There are delphiniums, grown from seed obtained from the national collection in Yorkshire: their fat pillars decorated with blue blossom "just grew and grew in the wet May". And Verhascum homhycifrrum, the huge yellow flowered, woolly mullein has popped up all over the place and is just breaking its furry, knobby buds open.

And then there are the irises (more than 100 varieties) - just coming to an end, the spicy sweet dianthus (20 or 30 different ones) and the roses - their heavy, sensual scent sending the passing nose into a delirious spin. It is all the product of Vera's passions for various plant families. At one point it might be poppies that catch her fancy, or then she might fall in love with hydrangeas, or the umbellifers - that stately clan whose members include fennel, angelica, sea holly, coriander and cow parsley.

She's keen on off beat, browny colours: "I love the challenge of getting really muddy colours and seeing what I can put with them." And so the elastic bandage coloured rose, `Julia's Rose' is teamed with the orangey apricot verbascums, `Helen Johnson' and `Cotswold Beauty', with the brown foxglove Digitalls obscura and with the brown Sisyrinchium `Quaint and Queer'. Across the garden, the ordinary bronze fennel and the hybrid musk rose, `Buff Beauty' make a rich, handsome pair.

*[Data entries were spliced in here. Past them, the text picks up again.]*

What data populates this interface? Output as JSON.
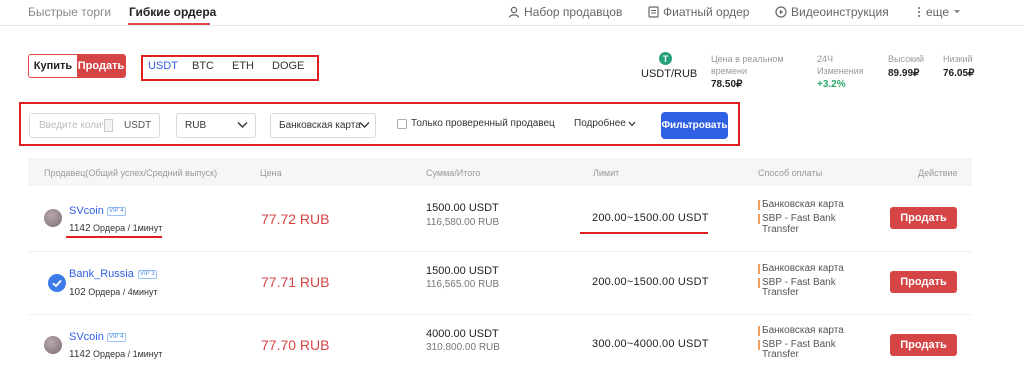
{
  "nav": {
    "tabs": [
      "Быстрые торги",
      "Гибкие ордера"
    ],
    "links": [
      "Набор продавцов",
      "Фиатный ордер",
      "Видеоинструкция",
      "еще"
    ]
  },
  "toggle": {
    "buy": "Купить",
    "sell": "Продать"
  },
  "coins": [
    "USDT",
    "BTC",
    "ETH",
    "DOGE"
  ],
  "ticker": {
    "icon": "T",
    "pair": "USDT/RUB",
    "realtime_label_1": "Цена в реальном",
    "realtime_label_2": "времени",
    "realtime_value": "78.50₽",
    "change_label_1": "24Ч",
    "change_label_2": "Изменения",
    "change_value": "+3.2%",
    "high_label": "Высокий",
    "high_value": "89.99₽",
    "low_label": "Низкий",
    "low_value": "76.05₽"
  },
  "filters": {
    "amount_placeholder": "Введите колич",
    "amount_unit": "USDT",
    "currency": "RUB",
    "payment": "Банковская карта",
    "verified_label": "Только проверенный продавец",
    "more": "Подробнее",
    "filter_button": "Фильтровать"
  },
  "table": {
    "headers": [
      "Продавец(Общий успех/Средний выпуск)",
      "Цена",
      "Сумма/Итого",
      "Лимит",
      "Способ оплаты",
      "Действие"
    ],
    "rows": [
      {
        "seller": "SVcoin",
        "vip": "VIP 4",
        "orders_count": "1142",
        "orders_text": " Ордера / 1минут",
        "price": "77.72 RUB",
        "amount": "1500.00 USDT",
        "total": "116,580.00 RUB",
        "limit": "200.00~1500.00 USDT",
        "pay1": "Банковская карта",
        "pay2": "SBP - Fast Bank",
        "pay3": "Transfer",
        "action": "Продать"
      },
      {
        "seller": "Bank_Russia",
        "vip": "VIP 3",
        "orders_count": "102",
        "orders_text": " Ордера / 4минут",
        "price": "77.71 RUB",
        "amount": "1500.00 USDT",
        "total": "116,565.00 RUB",
        "limit": "200.00~1500.00 USDT",
        "pay1": "Банковская карта",
        "pay2": "SBP - Fast Bank",
        "pay3": "Transfer",
        "action": "Продать"
      },
      {
        "seller": "SVcoin",
        "vip": "VIP 4",
        "orders_count": "1142",
        "orders_text": " Ордера / 1минут",
        "price": "77.70 RUB",
        "amount": "4000.00 USDT",
        "total": "310,800.00 RUB",
        "limit": "300.00~4000.00 USDT",
        "pay1": "Банковская карта",
        "pay2": "SBP - Fast Bank",
        "pay3": "Transfer",
        "action": "Продать"
      }
    ]
  },
  "colors": {
    "accent_red": "#d64545",
    "accent_blue": "#2f5fe3",
    "annotation_red": "#e02020",
    "positive_green": "#2aa86a"
  }
}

The already jammed accommodation must somehow take in the new seedlings that spring up all around the feet of their parents, for Vera welcomes enthusiastically any new plantlets that appear, particularly for interesting hybrids such as the dwarf toadflax that seems to be peculiar to her garden, and an elegant variegated alstroemeria with beautiful, clean markings on the leaves, unlike any she's seen before.